Uczelnie nie zawsze uczą myślenia

Typografia
  • Smaller Small Medium Big Bigger
  • Default Helvetica Segoe Georgia Times

Szkoły wyższe skutecznie przekazują wiedzę, ale nie zawsze uczą myślenia. A dopiero ono - oraz tzw. kompetencje społeczne - zwiększa szanse absolwenta na znalezienie pracy – to główne przesłanie z dyskusji ekspertów na temat bezrobocia wśród absolwentów.(C) Edunews.pl

"Praktyka gospodarcza pokazuje, że uczelnie lepiej lub gorzej spełniają swoje zadania, jeśli chodzi o przekazywanie wiedzy. Gorzej jest z umiejętnościami jej wykorzystania, a najgorzej z ważnymi kompetencjami społecznymi" – mówił dziekan Wydziału Biznesu UV dr Bogusław Sosnowski na konferencji "Bezrobocie wśród absolwentów szkół wyższych problemem rozwoju społeczno-gospodarczego kraju" zorganizowanej w Uczelni Vistula.
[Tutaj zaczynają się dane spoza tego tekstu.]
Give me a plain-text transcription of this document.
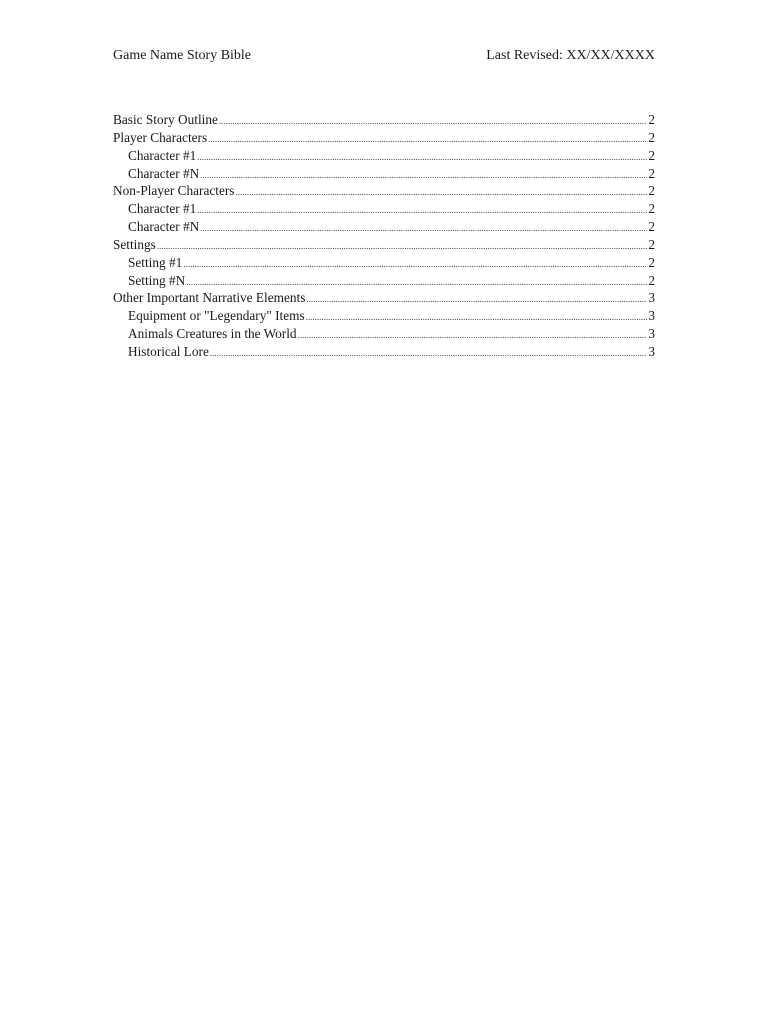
Game Name Story Bible	Last Revised: XX/XX/XXXX
Basic Story Outline .....	2
Player Characters .....	2
Character #1 .....	2
Character #N .....	2
Non-Player Characters .....	2
Character #1 .....	2
Character #N .....	2
Settings .....	2
Setting #1 .....	2
Setting #N .....	2
Other Important Narrative Elements .....	3
Equipment or "Legendary" Items .....	3
Animals Creatures in the World .....	3
Historical Lore .....	3
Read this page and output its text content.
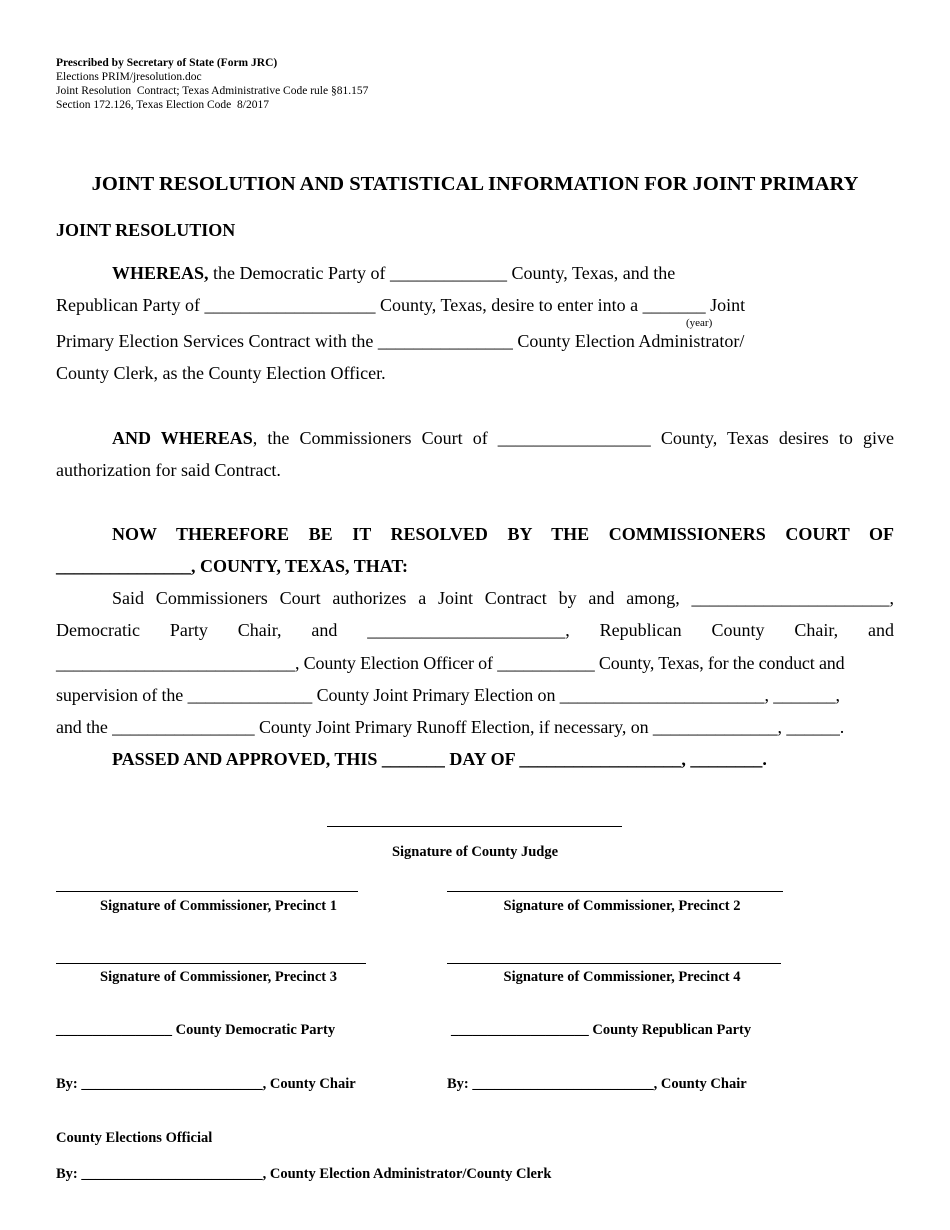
Prescribed by Secretary of State (Form JRC)
Elections PRIM/jresolution.doc
Joint Resolution  Contract; Texas Administrative Code rule §81.157
Section 172.126, Texas Election Code  8/2017
JOINT RESOLUTION AND STATISTICAL INFORMATION FOR JOINT PRIMARY
JOINT RESOLUTION
WHEREAS, the Democratic Party of _____________ County, Texas, and the
Republican Party of ___________________ County, Texas, desire to enter into a _______ Joint
(year)
Primary Election Services Contract with the _______________ County Election Administrator/
County Clerk, as the County Election Officer.
AND WHEREAS, the Commissioners Court of _________________ County, Texas desires to give
authorization for said Contract.
NOW THEREFORE BE IT RESOLVED BY THE COMMISSIONERS COURT OF
_______________, COUNTY, TEXAS, THAT:
Said Commissioners Court authorizes a Joint Contract by and among, ______________________,
Democratic Party Chair, and ______________________, Republican County Chair, and
___________________________, County Election Officer of ___________ County, Texas, for the conduct and
supervision of the ______________ County Joint Primary Election on _______________________, _______,
and the ________________ County Joint Primary Runoff Election, if necessary, on ______________, ______.
PASSED AND APPROVED, THIS _______ DAY OF __________________, ________.
Signature of County Judge
Signature of Commissioner, Precinct 1	Signature of Commissioner, Precinct 2
Signature of Commissioner, Precinct 3	Signature of Commissioner, Precinct 4
________________ County Democratic Party	___________________ County Republican Party
By: _________________________, County Chair	By: _________________________, County Chair
County Elections Official
By: _________________________, County Election Administrator/County Clerk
Sosnowski przypomniał, że toczy się społeczna dyskusja na temat absolwentów na rynku pracy. "Słyszymy, że uczelnie produkują bezrobotnych. Mówi się, że absolwenci nie umieją sobie radzić z zalewem informacji, z wyłapywaniem wśród nich tych najważniejszych, z formułowaniem wniosków pod kątem praktycznego działania. Zarzuty dotyczą też braku umiejętności pracy zespołowej" - wyliczał.

Tymczasem, jak uznał, o atrakcyjności absolwentów na rynku pracy często decydują tzw. kompetencje społeczne, np. samodzielność, umiejętność radzenia sobie ze stresem i konfliktami, gotowość do ciągłego uczenia się, elastyczność myślenia, zdolność do komunikowania, autoprezentacji czy asertywność. Równie cenne są umiejętności związane z pracą w zespole i podejmowaniem decyzji, ale z ich przekazywaniem studentom uczelnie radzą sobie dość dobrze - ocenił. Za to różnie bywa ze standardami moralnymi, które - "choć bywają wykładane, to w praktyce często pozostają tylko na papierze" - zauważył.

Zdaniem Sosnowskiego, szanse absolwentów na znalezienie pracy mogą wzrosnąć w efekcie ściślejszej współpracy uczelni z biznesem. W szkołach wyższych powinny funkcjonować jednostki, pomagające wydziałom, instytutom, katedrom i zakładom w formalnej organizacji kontaktu z biznesem. W praktyce oznacza to "wprowadzania na zajęcia wykładowców - przedstawicieli przemysłu, formułowania przy ich pomocy tematów prac dyplomowych, organizacji praktyk studenckich, a nawet podejmowania wspólnych tematów badawczych" - tłumaczył.

Dr Agnieszka Chłoń-Domińczak z Instytutu Badań Edukacyjnych (IBE) przypomniała dane Eurostatu, z których wynika, że Polska ma najwyższy w Europie odsetek młodych osób, które po ukończeniu szkoły średniej podejmują edukację wyższą. "Masowa skala zjawiska kształcenia oznacza jednak, że absolwenci mają różny potencjał, a edukacja przestała być elitarna. Sama edukacja wyższa już nie wystarcza, by odnieść na rynku pracy sukces" - dodała.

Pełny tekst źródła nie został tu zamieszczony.